As opposed to the costs of the broken patent system or the amount pissed away on legislation like this that will do nothing?

These IP asshats are no different from the asshats that want to take away our guns and our porn, using extreme examples that rarely happen as an excuse to smear more feces on the Constitution and fill prisons/reeducation camps for the sake of filling prisons/reeducation camps. They all want us to be like North Korea, China, or some Middle Eastern dictatorship because their sugar daddies made a dollar less than they did last year or because we’re not living by the “word of God” 100% of the time.

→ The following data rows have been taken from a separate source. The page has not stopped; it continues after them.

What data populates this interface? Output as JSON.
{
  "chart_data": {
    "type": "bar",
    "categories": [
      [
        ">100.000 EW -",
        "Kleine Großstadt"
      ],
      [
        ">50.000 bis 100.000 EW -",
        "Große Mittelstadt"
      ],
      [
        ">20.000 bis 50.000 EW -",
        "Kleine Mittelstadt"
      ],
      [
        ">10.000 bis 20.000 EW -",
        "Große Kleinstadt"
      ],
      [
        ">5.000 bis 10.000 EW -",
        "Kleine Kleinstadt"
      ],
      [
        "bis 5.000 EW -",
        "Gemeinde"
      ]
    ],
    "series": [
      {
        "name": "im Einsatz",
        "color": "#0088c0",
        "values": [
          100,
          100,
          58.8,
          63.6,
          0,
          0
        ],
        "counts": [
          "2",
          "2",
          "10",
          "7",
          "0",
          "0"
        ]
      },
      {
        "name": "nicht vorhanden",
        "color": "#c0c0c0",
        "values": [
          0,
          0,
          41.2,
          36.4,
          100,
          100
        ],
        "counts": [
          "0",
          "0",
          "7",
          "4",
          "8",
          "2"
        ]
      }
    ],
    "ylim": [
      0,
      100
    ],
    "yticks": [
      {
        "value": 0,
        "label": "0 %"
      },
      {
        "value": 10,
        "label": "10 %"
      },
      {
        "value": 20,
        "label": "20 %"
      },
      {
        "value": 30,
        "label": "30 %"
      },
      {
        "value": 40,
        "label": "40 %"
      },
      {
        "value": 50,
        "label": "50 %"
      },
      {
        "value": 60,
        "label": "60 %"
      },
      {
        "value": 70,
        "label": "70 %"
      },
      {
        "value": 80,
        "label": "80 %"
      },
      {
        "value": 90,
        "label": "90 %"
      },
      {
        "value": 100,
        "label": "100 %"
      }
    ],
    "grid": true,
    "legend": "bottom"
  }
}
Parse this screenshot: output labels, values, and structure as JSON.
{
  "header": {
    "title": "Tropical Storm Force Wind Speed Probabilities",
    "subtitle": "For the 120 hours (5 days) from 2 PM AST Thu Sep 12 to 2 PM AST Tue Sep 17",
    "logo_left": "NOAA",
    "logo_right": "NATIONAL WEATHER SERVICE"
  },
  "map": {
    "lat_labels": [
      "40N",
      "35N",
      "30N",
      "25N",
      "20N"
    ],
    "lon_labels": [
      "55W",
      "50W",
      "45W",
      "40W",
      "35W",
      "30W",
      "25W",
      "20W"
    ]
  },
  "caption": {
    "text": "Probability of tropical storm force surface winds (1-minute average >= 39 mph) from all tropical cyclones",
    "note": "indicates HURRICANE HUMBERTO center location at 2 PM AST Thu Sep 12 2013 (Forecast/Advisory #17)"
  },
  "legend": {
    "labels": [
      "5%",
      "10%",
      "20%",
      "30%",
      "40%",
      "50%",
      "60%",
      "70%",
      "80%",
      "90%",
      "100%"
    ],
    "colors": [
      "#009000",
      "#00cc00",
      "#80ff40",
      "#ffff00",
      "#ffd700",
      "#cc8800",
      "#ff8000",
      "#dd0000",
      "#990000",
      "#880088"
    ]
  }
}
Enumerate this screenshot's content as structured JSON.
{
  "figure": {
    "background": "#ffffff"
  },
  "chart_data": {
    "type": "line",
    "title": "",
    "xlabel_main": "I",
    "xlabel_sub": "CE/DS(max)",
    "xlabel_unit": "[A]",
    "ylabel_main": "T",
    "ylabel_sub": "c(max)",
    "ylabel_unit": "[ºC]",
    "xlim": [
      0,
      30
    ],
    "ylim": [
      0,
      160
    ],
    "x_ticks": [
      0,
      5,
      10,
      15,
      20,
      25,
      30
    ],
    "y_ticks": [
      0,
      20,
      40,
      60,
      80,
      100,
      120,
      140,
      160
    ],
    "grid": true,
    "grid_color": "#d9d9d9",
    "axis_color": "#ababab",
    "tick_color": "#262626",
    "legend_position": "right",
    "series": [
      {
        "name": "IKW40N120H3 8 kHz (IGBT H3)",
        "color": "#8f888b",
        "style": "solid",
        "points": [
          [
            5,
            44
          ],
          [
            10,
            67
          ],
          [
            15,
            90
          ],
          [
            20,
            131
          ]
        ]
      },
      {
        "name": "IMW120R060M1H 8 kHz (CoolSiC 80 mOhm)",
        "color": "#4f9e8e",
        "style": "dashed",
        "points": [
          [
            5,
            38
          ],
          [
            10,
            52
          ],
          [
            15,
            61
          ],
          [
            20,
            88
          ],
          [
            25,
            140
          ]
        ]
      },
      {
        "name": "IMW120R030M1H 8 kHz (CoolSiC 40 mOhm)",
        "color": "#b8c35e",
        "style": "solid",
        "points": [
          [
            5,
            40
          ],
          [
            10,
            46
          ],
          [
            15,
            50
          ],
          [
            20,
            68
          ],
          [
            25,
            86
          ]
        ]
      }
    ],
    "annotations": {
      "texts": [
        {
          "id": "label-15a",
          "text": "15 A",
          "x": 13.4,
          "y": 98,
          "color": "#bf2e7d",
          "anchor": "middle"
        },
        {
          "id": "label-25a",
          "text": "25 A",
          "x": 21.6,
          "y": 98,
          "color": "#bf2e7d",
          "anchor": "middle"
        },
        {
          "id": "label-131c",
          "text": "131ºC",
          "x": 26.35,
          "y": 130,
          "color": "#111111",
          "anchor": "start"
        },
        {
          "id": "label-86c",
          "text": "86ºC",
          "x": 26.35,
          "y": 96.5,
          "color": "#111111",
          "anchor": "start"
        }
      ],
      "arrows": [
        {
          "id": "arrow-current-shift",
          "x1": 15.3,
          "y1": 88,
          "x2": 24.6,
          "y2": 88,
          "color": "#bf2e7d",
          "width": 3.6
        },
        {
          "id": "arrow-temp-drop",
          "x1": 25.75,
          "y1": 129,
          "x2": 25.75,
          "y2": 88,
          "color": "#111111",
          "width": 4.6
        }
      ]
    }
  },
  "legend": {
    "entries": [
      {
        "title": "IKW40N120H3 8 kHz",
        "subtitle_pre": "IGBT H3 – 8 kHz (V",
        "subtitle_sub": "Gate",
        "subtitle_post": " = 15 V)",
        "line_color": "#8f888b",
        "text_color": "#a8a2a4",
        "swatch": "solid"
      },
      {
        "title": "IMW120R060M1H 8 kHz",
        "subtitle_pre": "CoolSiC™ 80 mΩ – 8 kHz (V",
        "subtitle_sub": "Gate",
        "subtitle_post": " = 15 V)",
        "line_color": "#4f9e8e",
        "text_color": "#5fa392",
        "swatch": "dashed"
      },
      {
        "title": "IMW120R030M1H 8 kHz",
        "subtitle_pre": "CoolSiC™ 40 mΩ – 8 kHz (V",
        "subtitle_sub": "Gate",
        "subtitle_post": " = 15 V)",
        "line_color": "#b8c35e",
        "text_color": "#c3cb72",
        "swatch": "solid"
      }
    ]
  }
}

The worst part: voting won’t fix it. The polls are rigged, and the only two choices that are even considered are typically “Mao Zedong” and “Count Dracula.” It’s like these fuckheads are actively trying to finish off the USA.

John Fendersonsays:

Re: Re: Re: Re:

He is making a valid point.

One of the features of these things is the conflation of copyright enforcement and the issue of counterfeit products.

If the goal is to stop, say, counterfeit drugs, it would be easier and much less controversial if the laws being proposed addressed that topic alone. They won’t do that, though, because they don’t care about the counterfeit drug issue as much as they want to be able to use it as cover for the copyright expansion stuff.

Anonymoussays:

As we’ve read countless places now (including several times on TD), the 250 billion number is essentially an aerially-extracted guess that’s been repeated enough to become “fact.” It’s annoying, though not surprising, that GIPC would repeat it and ignore its debunking, because it suits their agenda.

But the numbers Mike cites don’t do much to debunk this GIPC campaign or add much to the argument that the problem of counterfeits is overblown. The term “domestic value” that CBP uses is supposed to track the real price of a fake, not the retail price of the real thing, as Mike fears. Sure, maybe customs is inflating their figures, but the use of “domestic value” rather than “retail price” is actually an improvement over the alternative of valuing a crappy fake handbag at a thousand bucks or whatever a real designer one costs from Prada or Gucci.

As others have pointed out, it’s to be expected that customs catches only a small amount of whatever bad thing might be coming into the country. Ive seen 1% or 2% used as a baseline estimate in some scenarios, but obviously it depends on a lot of things. If the 1% or 2% holds for fake drugs, then seizing 17 mil would it would indicate something on the order of a billion dollars in fake drugs coming into the US last year. That’s a lot. Maybe not cause for sky-is-falling alarm, but fake drugs worry me a lot more than fake handbags or designer jeans or whatever.